Dr. Amadio: Yes, as I mentioned at the start of this interview, this is team science. No one person has the combination of clinical, biological, and engineering expertise needed to be successful in this field. It is essential to emphasize to trainees how important it is to develop true partnerships in research. Leading by example is important. I work at Mayo Clinic, where team-based care and team-based research go back more than a century, so the culture helps a lot. There are a couple quotes from the Mayo brothers that summarize it well. One is that the brothers never used the word “I” alone. It was always “my brother and I” or some other expression to emphasize that nothing was done in isolation. Another well-known quote is “The best interest of the patient is the only interest to be considered, and in order that the sick may have the benefit of advancing knowledge, a union of forces is necessary.” But I think that the most important mentoring I do is to develop a sense of scientific discipline and especially scientific equipoise. Many trainees want to know what result I want from a particular experiment. I emphasize to them that what I want is a scientifically valid and reproducible result. To me, if you have a good research question, a good study design, good methods, and good recordkeeping, whatever result you get is going to be interesting. Different results will lead to different sets of new questions of course, but in the long run, science is really about the process. The other important mentoring advice in my opinion is to ground your work in real life – if you are trying to solve real clinical problems, the questions you ask are going to be interesting, and every result is either a step closer to a new therapy or a blind alley that others can now avoid. Either way, you have done something worthwhile.
Dr. Leopold:Speaking of partnerships, we are especially proud to have partnered with the Orthopaedic Research Society in the creation of this award, which now is the largest research award in orthopaedic surgery. Can you comment briefly on the importance of the ORS and of this award to your program?

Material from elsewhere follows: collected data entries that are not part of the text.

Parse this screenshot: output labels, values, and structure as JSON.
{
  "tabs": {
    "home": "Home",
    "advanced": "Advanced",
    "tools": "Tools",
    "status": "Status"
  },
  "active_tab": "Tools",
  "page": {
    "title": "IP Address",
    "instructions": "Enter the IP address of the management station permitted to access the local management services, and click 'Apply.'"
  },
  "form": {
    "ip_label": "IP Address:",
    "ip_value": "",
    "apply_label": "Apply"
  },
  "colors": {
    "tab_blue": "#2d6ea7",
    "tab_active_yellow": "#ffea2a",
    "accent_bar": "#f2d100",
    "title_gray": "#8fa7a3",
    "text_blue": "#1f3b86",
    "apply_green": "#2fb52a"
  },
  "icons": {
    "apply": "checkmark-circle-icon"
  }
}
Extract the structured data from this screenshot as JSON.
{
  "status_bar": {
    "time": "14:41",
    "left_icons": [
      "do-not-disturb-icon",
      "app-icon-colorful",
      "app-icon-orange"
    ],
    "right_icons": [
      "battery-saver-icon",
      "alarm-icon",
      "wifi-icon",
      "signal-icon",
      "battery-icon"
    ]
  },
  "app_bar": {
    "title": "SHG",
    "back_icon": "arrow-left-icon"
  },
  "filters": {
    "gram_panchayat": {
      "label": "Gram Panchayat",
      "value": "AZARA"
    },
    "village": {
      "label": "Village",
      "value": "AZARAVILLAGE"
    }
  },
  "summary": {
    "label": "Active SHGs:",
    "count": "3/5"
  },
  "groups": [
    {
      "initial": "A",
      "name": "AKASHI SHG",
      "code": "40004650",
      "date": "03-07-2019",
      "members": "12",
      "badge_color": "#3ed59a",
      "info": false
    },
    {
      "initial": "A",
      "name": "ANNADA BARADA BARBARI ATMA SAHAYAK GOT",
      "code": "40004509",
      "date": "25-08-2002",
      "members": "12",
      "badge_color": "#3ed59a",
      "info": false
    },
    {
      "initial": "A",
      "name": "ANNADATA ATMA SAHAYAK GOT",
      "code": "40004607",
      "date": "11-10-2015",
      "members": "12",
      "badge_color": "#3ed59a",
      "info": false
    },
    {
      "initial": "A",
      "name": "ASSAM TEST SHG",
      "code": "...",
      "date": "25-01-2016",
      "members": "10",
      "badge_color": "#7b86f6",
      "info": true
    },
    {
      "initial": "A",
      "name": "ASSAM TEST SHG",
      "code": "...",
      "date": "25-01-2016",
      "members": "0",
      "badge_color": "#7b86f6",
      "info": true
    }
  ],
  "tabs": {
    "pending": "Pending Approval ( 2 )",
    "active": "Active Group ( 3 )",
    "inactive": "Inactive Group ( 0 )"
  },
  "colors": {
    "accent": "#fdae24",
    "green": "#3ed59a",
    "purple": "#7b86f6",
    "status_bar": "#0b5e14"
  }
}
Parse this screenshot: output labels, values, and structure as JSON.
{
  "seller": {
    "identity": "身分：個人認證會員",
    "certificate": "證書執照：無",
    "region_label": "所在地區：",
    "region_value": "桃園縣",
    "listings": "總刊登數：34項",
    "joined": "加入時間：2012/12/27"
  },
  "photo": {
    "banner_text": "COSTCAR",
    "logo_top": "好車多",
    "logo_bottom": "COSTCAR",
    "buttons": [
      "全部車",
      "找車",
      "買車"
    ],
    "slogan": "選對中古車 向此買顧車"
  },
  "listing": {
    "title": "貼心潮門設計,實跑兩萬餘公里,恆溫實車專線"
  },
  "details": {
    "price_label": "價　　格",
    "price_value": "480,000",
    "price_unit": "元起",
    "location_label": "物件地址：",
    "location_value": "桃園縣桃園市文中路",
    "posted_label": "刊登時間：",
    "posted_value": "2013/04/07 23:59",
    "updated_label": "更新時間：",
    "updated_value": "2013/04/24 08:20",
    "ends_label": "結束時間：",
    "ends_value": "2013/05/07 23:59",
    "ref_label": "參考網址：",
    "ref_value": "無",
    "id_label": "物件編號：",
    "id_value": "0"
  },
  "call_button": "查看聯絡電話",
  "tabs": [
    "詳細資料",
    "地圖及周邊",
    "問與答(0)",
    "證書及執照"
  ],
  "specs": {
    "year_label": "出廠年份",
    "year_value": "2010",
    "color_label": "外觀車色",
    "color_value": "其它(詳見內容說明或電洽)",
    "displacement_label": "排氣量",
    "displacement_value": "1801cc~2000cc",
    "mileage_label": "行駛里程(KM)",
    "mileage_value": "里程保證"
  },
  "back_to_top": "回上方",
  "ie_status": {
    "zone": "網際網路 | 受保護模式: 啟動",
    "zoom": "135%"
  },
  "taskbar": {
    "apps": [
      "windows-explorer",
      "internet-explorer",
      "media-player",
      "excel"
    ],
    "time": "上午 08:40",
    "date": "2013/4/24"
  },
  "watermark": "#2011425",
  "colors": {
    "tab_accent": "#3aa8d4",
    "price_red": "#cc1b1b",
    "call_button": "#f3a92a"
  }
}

Dr. Amadio: In my opinion, the ORS is the essential forum for musculoskeletal translational research. It gathers together a broad mix of scientists and clinicians; the collaboration I formed there, that led to this award, is just one example among many. That serendipitous event led to 10 years of NIH funding and to this award. As to the importance of the award, the recognition is great and hopefully the receipt of this award will capture the attention and imagination of someone out there, someone who will become a future collaborator, maybe the person or people who will help us get some of these novel therapies approved for clinical use.
The author thanks Clare M. Rimnac PhD and Montri D. Wongworawat MD for their thoughtful suggestions, which improved this commentary.